La femme à la faille fit le signe de la croix, en entrant dans ce pauvre logis, se pencha vers le pêcheur et murmura quelques mots à son oreille.

—Soyez bénie, madame, voici les premières paroles de consolation qui nous arrivent depuis longtemps! Ah! si j'étais seul à souffrir! Mais ma femme, ma pauvre femme, et surtout mes enfants!

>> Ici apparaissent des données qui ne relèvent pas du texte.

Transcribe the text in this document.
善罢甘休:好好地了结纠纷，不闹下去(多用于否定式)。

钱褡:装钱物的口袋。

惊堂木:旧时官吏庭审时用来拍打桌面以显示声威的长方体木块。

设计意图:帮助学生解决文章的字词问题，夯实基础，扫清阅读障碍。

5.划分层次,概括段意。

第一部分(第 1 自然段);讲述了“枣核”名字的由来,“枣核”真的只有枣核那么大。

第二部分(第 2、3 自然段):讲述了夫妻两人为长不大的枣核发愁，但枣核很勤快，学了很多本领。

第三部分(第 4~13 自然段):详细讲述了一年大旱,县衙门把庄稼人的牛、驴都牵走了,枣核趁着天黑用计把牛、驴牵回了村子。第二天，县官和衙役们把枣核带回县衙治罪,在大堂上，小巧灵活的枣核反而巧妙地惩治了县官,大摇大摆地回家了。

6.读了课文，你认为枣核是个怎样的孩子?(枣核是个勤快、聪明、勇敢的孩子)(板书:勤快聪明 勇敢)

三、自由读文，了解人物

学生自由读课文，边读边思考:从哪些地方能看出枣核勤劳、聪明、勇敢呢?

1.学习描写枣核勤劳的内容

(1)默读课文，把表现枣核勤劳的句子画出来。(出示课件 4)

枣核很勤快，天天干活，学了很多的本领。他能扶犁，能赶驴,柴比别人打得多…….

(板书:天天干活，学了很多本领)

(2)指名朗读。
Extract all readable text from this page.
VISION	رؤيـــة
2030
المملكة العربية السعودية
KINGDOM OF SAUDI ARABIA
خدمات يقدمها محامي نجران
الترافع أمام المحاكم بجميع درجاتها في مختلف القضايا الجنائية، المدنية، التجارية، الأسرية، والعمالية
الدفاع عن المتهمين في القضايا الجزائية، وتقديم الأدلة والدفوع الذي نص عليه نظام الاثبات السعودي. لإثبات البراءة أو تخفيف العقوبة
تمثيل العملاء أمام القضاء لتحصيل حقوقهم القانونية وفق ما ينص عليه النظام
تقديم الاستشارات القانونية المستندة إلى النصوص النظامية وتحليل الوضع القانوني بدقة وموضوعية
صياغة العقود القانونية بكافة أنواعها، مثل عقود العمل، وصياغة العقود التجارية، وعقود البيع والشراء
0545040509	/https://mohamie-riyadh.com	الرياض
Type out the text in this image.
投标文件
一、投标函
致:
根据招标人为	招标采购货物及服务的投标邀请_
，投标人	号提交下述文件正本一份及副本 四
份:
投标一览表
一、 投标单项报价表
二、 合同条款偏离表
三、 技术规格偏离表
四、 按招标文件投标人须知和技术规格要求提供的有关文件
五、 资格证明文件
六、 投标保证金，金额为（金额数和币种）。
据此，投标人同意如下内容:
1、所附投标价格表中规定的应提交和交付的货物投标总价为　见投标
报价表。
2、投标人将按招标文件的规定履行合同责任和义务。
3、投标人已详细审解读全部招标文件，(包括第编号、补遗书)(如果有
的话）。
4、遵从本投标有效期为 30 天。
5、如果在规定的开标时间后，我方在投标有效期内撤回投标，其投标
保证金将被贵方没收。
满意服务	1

Il essuya une larme et détourna la tête comme pour se soustraire au cruel spectacle qu'il avait sous les yeux. Pendant ce temps-là, la dame inconnue n'était point restée inactive: elle sortait de dessous sa faille un paquet de linge, le donnait à la vieille femme et l'aidait, non seulement à en couvrir les enfants, mais encore leur mère. Elle s'acquittait de ce soin avec une sérénité naïve, sans le moindre indice de dégoût, sans la plus légère trace d'emphase. Elle agissait simplement: loin de songer à s'étonner de ce qu'elle faisait ou à s'en applaudir, elle ne reculait devant aucune des exigences de la tâche qu'elle s'était imposée, et n'eût point donné, avec plus de délicatesse, d'empressement et presque de satisfaction, ses soins à de beaux enfants blancs, qui l'en eussent payés par un sourire: ceux-ci étaient chétifs, pâles, dévorés par la fièvre et souillés par la misère et l'abandon. Quand l'étrangère eut baigné leur visage d'une eau qu'elle avait eu le soin de faire tiédir, lorsqu'elle eut enfermé leurs cheveux dans de petits bonnets bien blancs et leurs pauvres membres décharnés dans des camisoles de bonne étoffe, ils semblaient déjà moins malades, et leur mère, qui suivait complaisamment des yeux cette transformation, sentit un sourire de consolation errer sur ses lèvres.

—Ces lieux sont malsains et trop au centre de l'épidémie, dit ensuite dame Thrée, que Simon ne put méconnaître plus longtemps. Demain matin, car aujourd'hui la soirée est trop avancée, vous viendrez habiter une petite maison que j'ai louée pour vous dans une autre partie de la ville. Là, vous pourrez vous guérir tranquillement et voir vos enfants délivrés de cette maladie qui les abat si fort.

—Que Dieu vous entende et vous bénisse! dit la mère à qui la joie fit retrouver un peu de force. Que Dieu vous bénisse, ma bonne dame! Mes enfants! mes pauvres enfants! Ah! je puis mourir maintenant!

—Non pas, s'il vous plaît, répondit Thrée en souriant à travers ses larmes, vous guérirez tous, et vous serez tous encore heureux et bien portants comme par le passé. Je suis presque un médecin, continua-t-elle, car j'ai pour voisin, pour ami, mynheer Simon van Maast, et, en son nom, je vous promets une guérison prompte et prochaine.

—Oui, c'est un bon médecin, quoiqu'il soit un peu brusque et qu'il ne fasse qu'entrer et sortir chez ses malades. Il prescrit les remèdes et s'en va.

—Sans ajouter une parole de consolation! ajouta la vieille femme.